Die Weimarer Schulverwaltung startet zum Ende des Jahres 2025 mit der neuen Schulnetzplanung für die Jahre 2027 bis 2032. Viele Problemfelder aus dem aktuellen Schulnetzplan konnten bereits aktiv bearbeitet werden. So ist zum Beispiel die Zusammenfassung der ehemals neun kleinen zu zwei großen Grundschulbezirken (Nord und Süd) als durchweg positiv zu bewerten. Aufgrund zurückgehender Schülerzahlen geht die Stadt Weimar zukünftig noch einen Schritt weiter und plant den Zusammenschluss der beiden Grundschulbezirke zu einem gemeinsamen großen. Ab dem Anmeldeverfahren für das Schuljahr 2027/28 im Mai 2026 könnten sich Familien zukünftig für eine Grundschule im gesamten Stadtgebiet entscheiden.

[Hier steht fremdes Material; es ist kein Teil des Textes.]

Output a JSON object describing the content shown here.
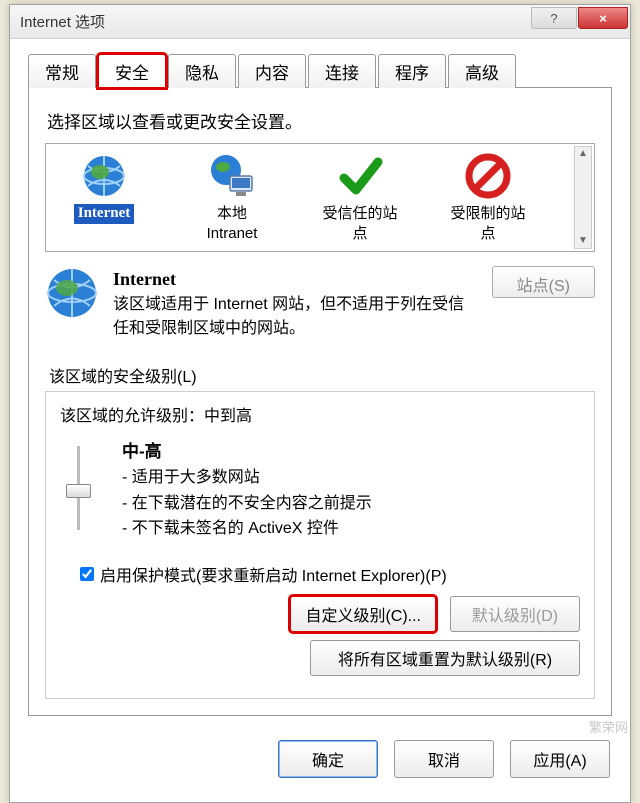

Aufgrund der Fertigstellung mehrerer Baumaßnahmen in den letzten Jahren konnten weiterführende Weimarer Schulen kapazitiv entlastet werden.

Lösungen werden aktuell für den Bereich der Förderzentren diskutiert. Aufgrund des steigenden Bedarfes, v. a. im Bereich „geistig Entwicklung“, soll ein innerstädtisches staatliches Beschulungsangebot für diesen Förderschwerpunkt geschaffen werden. Des Weiteren stehen Änderungen in der Beschulung von sehbeeinträchtigten Kindern an, um die Situation von betroffenen Familien aus anderen Landkreisen langfristig zu verbessern. Es bleibt abzuwarten, ob bereits begonnene Gespräche mit weiteren Entscheidungsträgern hier zu erfolgsversprechenden Entwicklungen führen werden.